A. De vroegste periode
De ligging van onze streek bij de zee-inham naar de middeleeuwse wereldstad Brugge en daarna bij de nieuwe staatsgrens van de 16de-17de eeuw, had als gevolg dat de streek dikwijls in oorlogsgebied lag. De lokale bevolking had dan ook verschillende keren te lijden van oorlogsschattingen, plunderingen en verwoestingen, rondtrekkende legers en huurlingen,...
Voor de periode van de indijkingen (11de-12de eeuw) was het gebied gedeeltelijk overstroomd (cfr. brede monding van de Zinkval) en was het gedeeltelijk ontwikkeld tot schorre, waar vreemde aanvallers weinig te zoeken hadden.
Wel was de oudste nederzetting van Brugge reeds enkele keren een militair doelwit geweest. De Romeinse limes (2de-4de eeuw) lagen op de hoger gelegen zandruggen van Aardenburg – Aardenburg – Kassel. Het Romeinse handelsgehucht. Brugge (omgeving Fort Lapin) zou ca 280 door een brand zijn verwoest bij een inval van Germaanse piraten die in die periode de hele kuststreek onveilig maakten.
Enkele eeuwen later, bij de Noormaninvallen van de 9de eeuw, lijkt Brugge minder te hebben geleden dan bv. Gent en Kortrijk (winterkampen) aangezien Gentse en Torhoutse monniken hun kerkschatten in Brugge in veiligheid brachten. Vanaf ca 870 sloeg men munt in Brugge, wat op een zekere welstand (en veiligheid) wijst. Concrete (archeologische) sporen van de Noorman werden in onze streek niet gevonden.

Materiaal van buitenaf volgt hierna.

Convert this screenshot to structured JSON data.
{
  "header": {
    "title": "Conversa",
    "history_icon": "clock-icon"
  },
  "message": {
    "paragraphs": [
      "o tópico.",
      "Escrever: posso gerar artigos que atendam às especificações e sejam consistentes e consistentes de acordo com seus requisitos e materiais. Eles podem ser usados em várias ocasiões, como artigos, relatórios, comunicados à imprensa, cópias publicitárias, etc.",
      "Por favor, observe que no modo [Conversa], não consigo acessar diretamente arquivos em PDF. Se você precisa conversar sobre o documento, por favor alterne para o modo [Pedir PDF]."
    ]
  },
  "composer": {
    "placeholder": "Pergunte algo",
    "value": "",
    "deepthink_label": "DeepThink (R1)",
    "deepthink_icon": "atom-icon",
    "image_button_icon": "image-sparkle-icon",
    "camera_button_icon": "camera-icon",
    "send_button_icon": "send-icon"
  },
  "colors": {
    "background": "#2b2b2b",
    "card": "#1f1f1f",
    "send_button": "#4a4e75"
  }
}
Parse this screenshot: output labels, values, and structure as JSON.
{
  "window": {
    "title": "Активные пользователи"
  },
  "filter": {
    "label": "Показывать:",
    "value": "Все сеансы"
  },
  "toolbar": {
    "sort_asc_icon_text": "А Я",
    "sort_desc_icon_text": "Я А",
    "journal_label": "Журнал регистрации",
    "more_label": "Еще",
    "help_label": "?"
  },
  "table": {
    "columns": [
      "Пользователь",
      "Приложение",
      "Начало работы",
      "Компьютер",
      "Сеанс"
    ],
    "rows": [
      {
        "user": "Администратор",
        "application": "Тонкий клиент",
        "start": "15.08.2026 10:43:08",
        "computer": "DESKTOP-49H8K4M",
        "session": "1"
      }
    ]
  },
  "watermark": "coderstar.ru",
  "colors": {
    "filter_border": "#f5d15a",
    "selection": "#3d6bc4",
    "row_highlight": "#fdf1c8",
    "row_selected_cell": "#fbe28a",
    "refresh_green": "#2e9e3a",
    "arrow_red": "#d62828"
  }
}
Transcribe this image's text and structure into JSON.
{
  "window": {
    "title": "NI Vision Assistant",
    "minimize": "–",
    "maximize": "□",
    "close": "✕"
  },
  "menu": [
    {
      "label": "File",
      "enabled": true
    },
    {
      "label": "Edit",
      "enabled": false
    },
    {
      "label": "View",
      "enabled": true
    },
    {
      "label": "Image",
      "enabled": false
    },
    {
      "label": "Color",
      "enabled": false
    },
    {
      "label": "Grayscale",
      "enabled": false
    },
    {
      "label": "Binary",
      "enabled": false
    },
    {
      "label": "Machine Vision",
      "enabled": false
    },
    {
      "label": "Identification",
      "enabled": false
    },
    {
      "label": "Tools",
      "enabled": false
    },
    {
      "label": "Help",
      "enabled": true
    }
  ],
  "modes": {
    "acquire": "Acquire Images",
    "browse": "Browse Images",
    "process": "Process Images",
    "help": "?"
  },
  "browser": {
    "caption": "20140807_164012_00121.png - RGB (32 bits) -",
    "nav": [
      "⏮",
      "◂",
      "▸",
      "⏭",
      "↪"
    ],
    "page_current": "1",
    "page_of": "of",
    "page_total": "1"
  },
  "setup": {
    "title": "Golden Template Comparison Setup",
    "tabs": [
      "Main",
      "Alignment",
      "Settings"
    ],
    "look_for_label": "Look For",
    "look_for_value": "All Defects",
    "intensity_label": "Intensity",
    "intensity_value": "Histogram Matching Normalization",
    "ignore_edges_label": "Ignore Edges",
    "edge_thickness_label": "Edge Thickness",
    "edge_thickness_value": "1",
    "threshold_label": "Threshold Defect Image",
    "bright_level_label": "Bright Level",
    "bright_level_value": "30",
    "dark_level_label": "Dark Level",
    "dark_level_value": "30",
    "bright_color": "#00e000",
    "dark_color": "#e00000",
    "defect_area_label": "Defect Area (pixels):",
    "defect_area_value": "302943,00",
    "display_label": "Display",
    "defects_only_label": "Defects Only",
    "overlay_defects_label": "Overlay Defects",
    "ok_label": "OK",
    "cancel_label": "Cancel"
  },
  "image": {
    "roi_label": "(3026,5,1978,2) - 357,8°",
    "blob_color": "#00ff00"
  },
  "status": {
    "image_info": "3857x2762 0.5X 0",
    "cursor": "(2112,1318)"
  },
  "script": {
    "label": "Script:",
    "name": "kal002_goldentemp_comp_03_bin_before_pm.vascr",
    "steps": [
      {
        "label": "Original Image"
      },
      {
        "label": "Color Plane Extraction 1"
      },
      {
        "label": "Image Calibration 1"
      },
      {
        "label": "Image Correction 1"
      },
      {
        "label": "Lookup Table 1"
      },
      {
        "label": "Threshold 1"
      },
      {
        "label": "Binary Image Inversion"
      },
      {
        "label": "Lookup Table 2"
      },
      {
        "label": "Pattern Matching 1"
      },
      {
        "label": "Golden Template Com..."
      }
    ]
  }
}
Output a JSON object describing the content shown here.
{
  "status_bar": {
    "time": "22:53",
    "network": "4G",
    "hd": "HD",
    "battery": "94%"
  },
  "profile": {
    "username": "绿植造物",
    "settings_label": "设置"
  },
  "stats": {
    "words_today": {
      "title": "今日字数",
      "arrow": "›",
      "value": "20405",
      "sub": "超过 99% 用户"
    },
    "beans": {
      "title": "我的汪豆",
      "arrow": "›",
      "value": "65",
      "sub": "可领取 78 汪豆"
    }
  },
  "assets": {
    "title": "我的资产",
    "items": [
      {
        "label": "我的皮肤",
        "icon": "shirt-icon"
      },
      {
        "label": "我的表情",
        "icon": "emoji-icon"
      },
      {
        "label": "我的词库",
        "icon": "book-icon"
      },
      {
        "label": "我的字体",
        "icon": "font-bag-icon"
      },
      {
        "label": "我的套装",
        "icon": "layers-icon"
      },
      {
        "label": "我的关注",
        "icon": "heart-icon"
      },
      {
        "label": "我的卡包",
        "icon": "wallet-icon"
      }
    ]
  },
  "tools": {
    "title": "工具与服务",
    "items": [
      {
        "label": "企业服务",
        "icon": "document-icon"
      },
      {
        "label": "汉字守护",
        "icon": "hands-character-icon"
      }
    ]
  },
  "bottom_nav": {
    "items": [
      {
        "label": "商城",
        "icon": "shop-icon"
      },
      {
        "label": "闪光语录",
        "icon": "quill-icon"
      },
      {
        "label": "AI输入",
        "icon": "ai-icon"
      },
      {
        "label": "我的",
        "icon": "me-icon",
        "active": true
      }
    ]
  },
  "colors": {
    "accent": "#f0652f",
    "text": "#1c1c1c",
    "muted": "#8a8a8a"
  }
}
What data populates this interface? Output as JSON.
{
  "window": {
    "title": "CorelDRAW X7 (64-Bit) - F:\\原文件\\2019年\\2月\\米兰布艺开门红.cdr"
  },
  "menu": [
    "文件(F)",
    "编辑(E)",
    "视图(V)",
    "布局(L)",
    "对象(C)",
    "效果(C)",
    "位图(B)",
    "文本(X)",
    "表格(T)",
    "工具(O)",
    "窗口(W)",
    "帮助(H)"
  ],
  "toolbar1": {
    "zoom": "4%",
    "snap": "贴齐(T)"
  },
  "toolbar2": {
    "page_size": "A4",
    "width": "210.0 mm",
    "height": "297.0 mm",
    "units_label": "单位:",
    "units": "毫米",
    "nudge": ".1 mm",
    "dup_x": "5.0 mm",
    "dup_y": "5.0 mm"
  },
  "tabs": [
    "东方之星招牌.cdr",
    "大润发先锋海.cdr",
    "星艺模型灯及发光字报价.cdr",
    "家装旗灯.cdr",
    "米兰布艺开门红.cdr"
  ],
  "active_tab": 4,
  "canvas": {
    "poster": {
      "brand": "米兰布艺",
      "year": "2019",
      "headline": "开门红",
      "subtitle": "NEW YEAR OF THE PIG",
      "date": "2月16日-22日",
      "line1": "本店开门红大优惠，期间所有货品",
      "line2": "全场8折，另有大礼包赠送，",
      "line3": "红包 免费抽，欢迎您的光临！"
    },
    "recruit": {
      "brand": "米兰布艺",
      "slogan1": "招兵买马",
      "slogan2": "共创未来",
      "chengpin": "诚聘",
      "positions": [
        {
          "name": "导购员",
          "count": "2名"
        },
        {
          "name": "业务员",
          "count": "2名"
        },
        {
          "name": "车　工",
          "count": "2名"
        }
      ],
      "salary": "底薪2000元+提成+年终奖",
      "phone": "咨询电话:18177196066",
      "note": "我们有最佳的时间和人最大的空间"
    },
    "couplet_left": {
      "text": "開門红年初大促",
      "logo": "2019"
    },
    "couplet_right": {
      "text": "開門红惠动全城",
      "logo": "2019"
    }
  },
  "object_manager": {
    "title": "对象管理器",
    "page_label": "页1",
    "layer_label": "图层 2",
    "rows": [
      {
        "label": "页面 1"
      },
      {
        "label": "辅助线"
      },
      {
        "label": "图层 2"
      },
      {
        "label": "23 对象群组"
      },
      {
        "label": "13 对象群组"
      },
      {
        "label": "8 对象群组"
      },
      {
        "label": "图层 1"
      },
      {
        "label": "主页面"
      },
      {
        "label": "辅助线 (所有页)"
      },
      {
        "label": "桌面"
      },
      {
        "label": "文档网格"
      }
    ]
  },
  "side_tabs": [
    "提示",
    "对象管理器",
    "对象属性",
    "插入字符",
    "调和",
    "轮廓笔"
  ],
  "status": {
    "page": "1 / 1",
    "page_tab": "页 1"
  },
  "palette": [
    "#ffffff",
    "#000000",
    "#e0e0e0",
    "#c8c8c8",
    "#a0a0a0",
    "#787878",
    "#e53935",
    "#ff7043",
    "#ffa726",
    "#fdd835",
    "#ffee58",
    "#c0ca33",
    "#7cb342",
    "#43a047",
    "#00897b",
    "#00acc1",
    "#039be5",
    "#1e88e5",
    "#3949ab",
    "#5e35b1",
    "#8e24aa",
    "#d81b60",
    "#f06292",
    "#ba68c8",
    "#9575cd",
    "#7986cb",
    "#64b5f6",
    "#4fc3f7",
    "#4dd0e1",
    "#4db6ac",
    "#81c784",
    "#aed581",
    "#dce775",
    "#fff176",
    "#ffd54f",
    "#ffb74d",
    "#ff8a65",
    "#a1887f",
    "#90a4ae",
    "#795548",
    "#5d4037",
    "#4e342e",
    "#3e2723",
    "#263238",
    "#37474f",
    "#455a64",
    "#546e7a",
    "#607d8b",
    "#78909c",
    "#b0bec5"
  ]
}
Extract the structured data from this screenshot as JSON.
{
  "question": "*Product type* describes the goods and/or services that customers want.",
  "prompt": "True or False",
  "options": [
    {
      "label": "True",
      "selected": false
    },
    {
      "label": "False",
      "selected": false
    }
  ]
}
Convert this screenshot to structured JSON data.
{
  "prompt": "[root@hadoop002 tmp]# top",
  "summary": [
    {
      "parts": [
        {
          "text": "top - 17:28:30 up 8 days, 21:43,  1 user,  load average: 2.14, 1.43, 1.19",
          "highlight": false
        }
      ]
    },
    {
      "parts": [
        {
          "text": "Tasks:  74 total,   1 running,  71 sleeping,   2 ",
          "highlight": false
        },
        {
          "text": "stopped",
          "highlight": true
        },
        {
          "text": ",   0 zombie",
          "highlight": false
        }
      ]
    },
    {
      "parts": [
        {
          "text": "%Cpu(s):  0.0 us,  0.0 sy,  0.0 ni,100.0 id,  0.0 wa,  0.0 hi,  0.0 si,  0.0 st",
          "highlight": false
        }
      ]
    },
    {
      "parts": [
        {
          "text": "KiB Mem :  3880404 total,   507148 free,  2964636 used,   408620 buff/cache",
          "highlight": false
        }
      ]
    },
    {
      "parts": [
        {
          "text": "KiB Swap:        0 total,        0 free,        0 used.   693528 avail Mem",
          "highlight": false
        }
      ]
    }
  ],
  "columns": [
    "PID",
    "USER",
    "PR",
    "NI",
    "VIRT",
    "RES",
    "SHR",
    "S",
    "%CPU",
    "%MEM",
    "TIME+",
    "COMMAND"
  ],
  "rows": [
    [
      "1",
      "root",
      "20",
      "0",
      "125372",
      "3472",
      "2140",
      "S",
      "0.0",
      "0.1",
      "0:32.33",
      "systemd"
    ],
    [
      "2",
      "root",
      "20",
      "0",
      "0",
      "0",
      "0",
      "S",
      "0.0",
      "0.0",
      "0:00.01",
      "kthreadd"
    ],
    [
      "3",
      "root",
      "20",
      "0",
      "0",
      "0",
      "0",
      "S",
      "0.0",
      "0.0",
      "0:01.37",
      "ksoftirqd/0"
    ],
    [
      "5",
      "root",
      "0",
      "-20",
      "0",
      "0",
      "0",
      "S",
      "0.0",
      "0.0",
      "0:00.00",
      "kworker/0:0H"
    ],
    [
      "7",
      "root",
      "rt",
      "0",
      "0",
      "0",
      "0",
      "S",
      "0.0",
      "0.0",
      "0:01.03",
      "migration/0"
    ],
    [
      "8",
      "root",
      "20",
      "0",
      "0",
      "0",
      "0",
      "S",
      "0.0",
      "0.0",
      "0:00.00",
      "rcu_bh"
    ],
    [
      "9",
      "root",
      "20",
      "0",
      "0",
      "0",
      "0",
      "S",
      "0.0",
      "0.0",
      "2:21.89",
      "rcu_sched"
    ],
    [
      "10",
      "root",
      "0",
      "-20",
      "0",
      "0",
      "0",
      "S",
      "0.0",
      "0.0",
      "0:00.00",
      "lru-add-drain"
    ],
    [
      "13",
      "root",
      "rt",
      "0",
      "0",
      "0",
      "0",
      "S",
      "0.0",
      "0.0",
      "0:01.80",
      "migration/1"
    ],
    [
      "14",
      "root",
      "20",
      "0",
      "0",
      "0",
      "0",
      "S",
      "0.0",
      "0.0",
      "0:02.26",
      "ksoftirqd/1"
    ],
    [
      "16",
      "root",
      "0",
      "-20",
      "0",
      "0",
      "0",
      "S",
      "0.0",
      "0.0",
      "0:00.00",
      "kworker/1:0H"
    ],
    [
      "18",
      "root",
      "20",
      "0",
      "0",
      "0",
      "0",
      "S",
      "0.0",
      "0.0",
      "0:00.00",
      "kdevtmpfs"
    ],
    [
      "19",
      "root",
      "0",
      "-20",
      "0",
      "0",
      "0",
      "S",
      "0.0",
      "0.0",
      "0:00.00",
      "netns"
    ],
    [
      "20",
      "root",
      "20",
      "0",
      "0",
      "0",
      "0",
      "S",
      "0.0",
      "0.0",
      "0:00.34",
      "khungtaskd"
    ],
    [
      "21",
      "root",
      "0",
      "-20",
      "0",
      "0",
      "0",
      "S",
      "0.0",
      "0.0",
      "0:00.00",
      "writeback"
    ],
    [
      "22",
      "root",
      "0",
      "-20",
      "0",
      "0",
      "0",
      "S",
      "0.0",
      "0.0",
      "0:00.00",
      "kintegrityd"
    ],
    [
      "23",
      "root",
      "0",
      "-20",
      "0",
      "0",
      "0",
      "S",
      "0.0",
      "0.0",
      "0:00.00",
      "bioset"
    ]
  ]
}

B. De strijd van het graafschap Vlaanderen tegen de Franse koning
Na het huwelijk van Johanna van Constantinopel met Ferrand van Portugal (1212) probeerde koning Filip-August zijn invloed in Vlaanderen te vergroten (door o.a. Artois in te palmen). Graaf Ferrand zocht daarop toenadering met Engeland en met de steun van de steden Gent, Brugge en Ieper weigerde hij zijn leenheer te helpen op een veroveringspoging van Engeland.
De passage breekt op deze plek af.